The U.S. Department of the Treasury’s Financial Crimes Enforcement Network issued a proposed rule intended to “fundamentally reform” financial institutions’ anti-money laundering and countering the financing of terrorism programs under the Bank Secrecy Act. The three key changes according to FinCEN:
- Reduce unnecessary regulatory burden by allowing financial institutions to focus their resources on higher risk areas in their AML/CFT programs.
- Elevate FinCEN’s role in the AML/CFT supervision process for banks to promote consistent, risk-focused supervision by bank examiners.
- Refocus financial institutions’ AML/CFT programs on effectiveness in combatting and preventing illicit finance activity, rather than mere technical compliance.
Those all sound more like goals than changes. It doesn’t tell us what the changes are. So it’ll take a deep diver into the notice of proposed rulemaking.
The first change is the name. It would officially change from Anti-money laundering program requirements” to “Anti-money laundering/countering the financing of terrorism program requirements”. Okay.

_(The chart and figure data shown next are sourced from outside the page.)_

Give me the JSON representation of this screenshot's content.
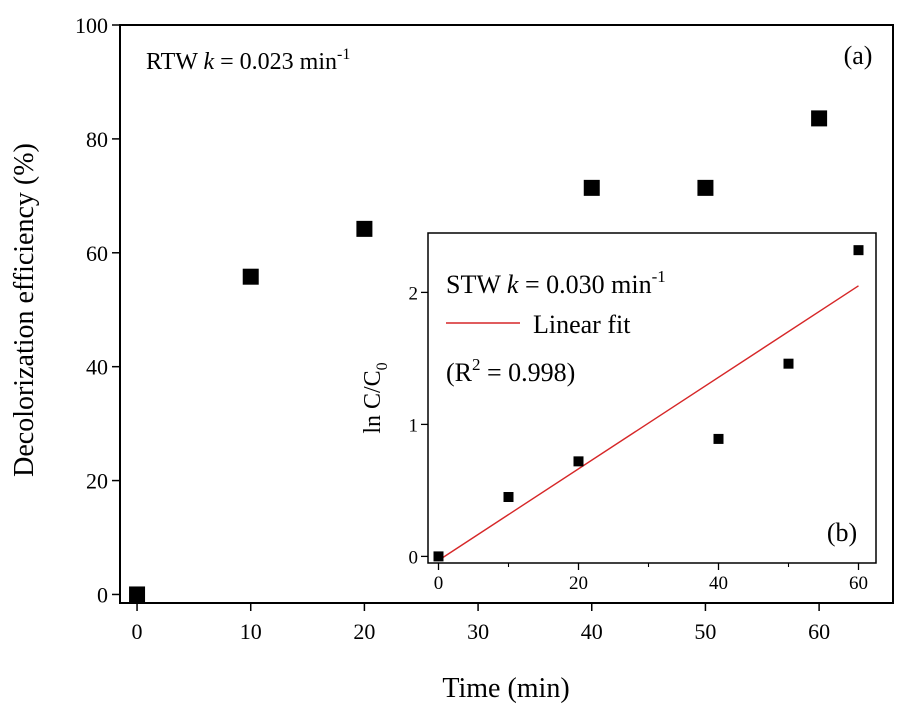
{
  "chart_data": [
    {
      "panel": "(a)",
      "type": "scatter",
      "xlabel": "Time (min)",
      "ylabel": "Decolorization efficiency (%)",
      "xlim": [
        -1.5,
        66.5
      ],
      "ylim": [
        -1.5,
        100
      ],
      "xticks": [
        0,
        10,
        20,
        30,
        40,
        50,
        60
      ],
      "yticks": [
        0,
        20,
        40,
        60,
        80,
        100
      ],
      "annotation": {
        "prefix": "RTW ",
        "k": "k",
        "value": " = 0.023 min",
        "sup": "-1"
      },
      "series": [
        {
          "x": [
            0,
            10,
            20,
            40,
            50,
            60
          ],
          "y": [
            0,
            55.8,
            64.2,
            71.4,
            71.4,
            83.6
          ]
        }
      ],
      "marker_color": "#000000",
      "grid": false
    },
    {
      "panel": "(b)",
      "type": "scatter",
      "ylabel": "ln C/C",
      "ylabel_sub": "0",
      "xlim": [
        -1.5,
        62.5
      ],
      "ylim": [
        -0.05,
        2.45
      ],
      "xticks": [
        0,
        20,
        40,
        60
      ],
      "xtick_labels": [
        "0",
        "20",
        "40",
        "60"
      ],
      "xtick_minor": [
        10,
        30,
        50
      ],
      "yticks": [
        0,
        1,
        2
      ],
      "annotation": {
        "prefix": "STW ",
        "k": "k",
        "value": " = 0.030 min",
        "sup": "-1"
      },
      "legend_label": "Linear fit",
      "r2": {
        "open": "(R",
        "sup": "2",
        "close": " = 0.998)"
      },
      "series": [
        {
          "x": [
            0,
            10,
            20,
            40,
            50,
            60
          ],
          "y": [
            0,
            0.45,
            0.72,
            0.89,
            1.46,
            2.32
          ]
        }
      ],
      "fit": {
        "x": [
          0,
          60
        ],
        "y": [
          -0.03,
          2.05
        ],
        "color": "#d62728"
      },
      "marker_color": "#000000",
      "grid": false
    }
  ]
}
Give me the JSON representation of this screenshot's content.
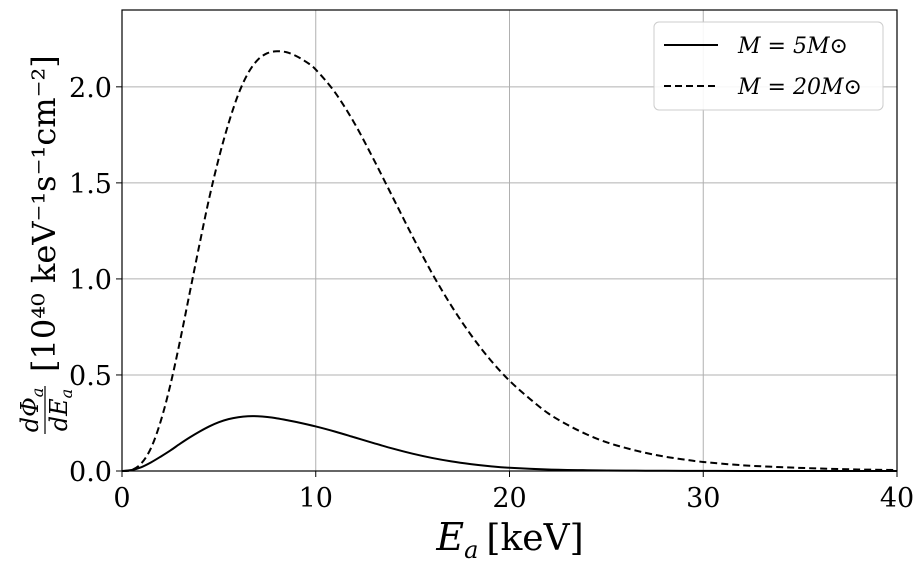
{
  "chart_data": {
    "type": "line",
    "xlabel_var": "E",
    "xlabel_sub": "a",
    "xlabel_unit": "[keV]",
    "ylabel_num": "dΦ",
    "ylabel_num_sub": "a",
    "ylabel_den": "dE",
    "ylabel_den_sub": "a",
    "ylabel_unit": "[10⁴⁰ keV⁻¹s⁻¹cm⁻²]",
    "xlim": [
      0,
      40
    ],
    "ylim": [
      0,
      2.4
    ],
    "xticks": [
      0,
      10,
      20,
      30,
      40
    ],
    "xtick_labels": [
      "0",
      "10",
      "20",
      "30",
      "40"
    ],
    "yticks": [
      0,
      0.5,
      1.0,
      1.5,
      2.0
    ],
    "ytick_labels": [
      "0.0",
      "0.5",
      "1.0",
      "1.5",
      "2.0"
    ],
    "grid": true,
    "legend_position": "top-right",
    "series": [
      {
        "name": "M = 5M⊙",
        "style": "solid",
        "color": "#000000",
        "x": [
          0,
          0.5,
          1,
          1.5,
          2,
          2.5,
          3,
          3.5,
          4,
          4.5,
          5,
          5.5,
          6,
          6.5,
          7,
          7.5,
          8,
          8.5,
          9,
          10,
          11,
          12,
          13,
          14,
          15,
          16,
          17,
          18,
          19,
          20,
          22,
          24,
          26,
          28,
          30,
          32,
          35,
          40
        ],
        "y": [
          0,
          0.005,
          0.02,
          0.045,
          0.075,
          0.107,
          0.142,
          0.175,
          0.205,
          0.232,
          0.254,
          0.27,
          0.28,
          0.285,
          0.285,
          0.281,
          0.274,
          0.265,
          0.255,
          0.232,
          0.205,
          0.175,
          0.145,
          0.116,
          0.09,
          0.068,
          0.05,
          0.036,
          0.025,
          0.017,
          0.008,
          0.004,
          0.002,
          0.001,
          0.0005,
          0.0003,
          0.0001,
          0
        ]
      },
      {
        "name": "M = 20M⊙",
        "style": "dashed",
        "color": "#000000",
        "x": [
          0,
          0.5,
          1,
          1.5,
          2,
          2.5,
          3,
          3.5,
          4,
          4.5,
          5,
          5.5,
          6,
          6.5,
          7,
          7.5,
          8,
          8.5,
          9,
          9.5,
          10,
          11,
          12,
          13,
          14,
          15,
          16,
          17,
          18,
          19,
          20,
          21,
          22,
          23,
          24,
          25,
          26,
          27,
          28,
          29,
          30,
          32,
          34,
          36,
          38,
          40
        ],
        "y": [
          0,
          0.005,
          0.04,
          0.12,
          0.26,
          0.45,
          0.68,
          0.93,
          1.18,
          1.42,
          1.63,
          1.81,
          1.96,
          2.07,
          2.14,
          2.175,
          2.185,
          2.18,
          2.16,
          2.13,
          2.09,
          1.97,
          1.81,
          1.62,
          1.42,
          1.22,
          1.03,
          0.86,
          0.71,
          0.58,
          0.47,
          0.38,
          0.3,
          0.24,
          0.19,
          0.15,
          0.12,
          0.095,
          0.075,
          0.06,
          0.047,
          0.03,
          0.02,
          0.013,
          0.008,
          0.005
        ]
      }
    ]
  }
}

The second change is toward a principle-based approach. An institution is required to have an “effective” AML/CFT program. The proposed rule would provide that a financial institution has an “effective” program if it
“(1) is established in accordance with the proposed rule’s establishment requirements; and
(2) is maintained, meaning that a properly established program is implemented in all material respects.”
- The establishment of a program as four elements
- internal policies, procedures, and controls (including risk assessment processes);
- independent program testing;
- an individual, located in the United States and accessible to FinCEN and the Agencies, responsible for establishing and maintaining the program, and coordinating and monitoring day-to-day compliance; and
- ongoing employee training.
That all seems standard.
Then you have to “implement” the program. Do the things you say you’re supposed to do in the policies and procedures. Run risk assessments. Etc.
The proposed rule-making does lean into Artificial Intelligence (see page 32)
It’s too early to dive deep into the details for a compliance program. Who knows if this will move forward and if it does, what changes will happen.
If you’re a commentor, you’ve got 60 days to submit comments.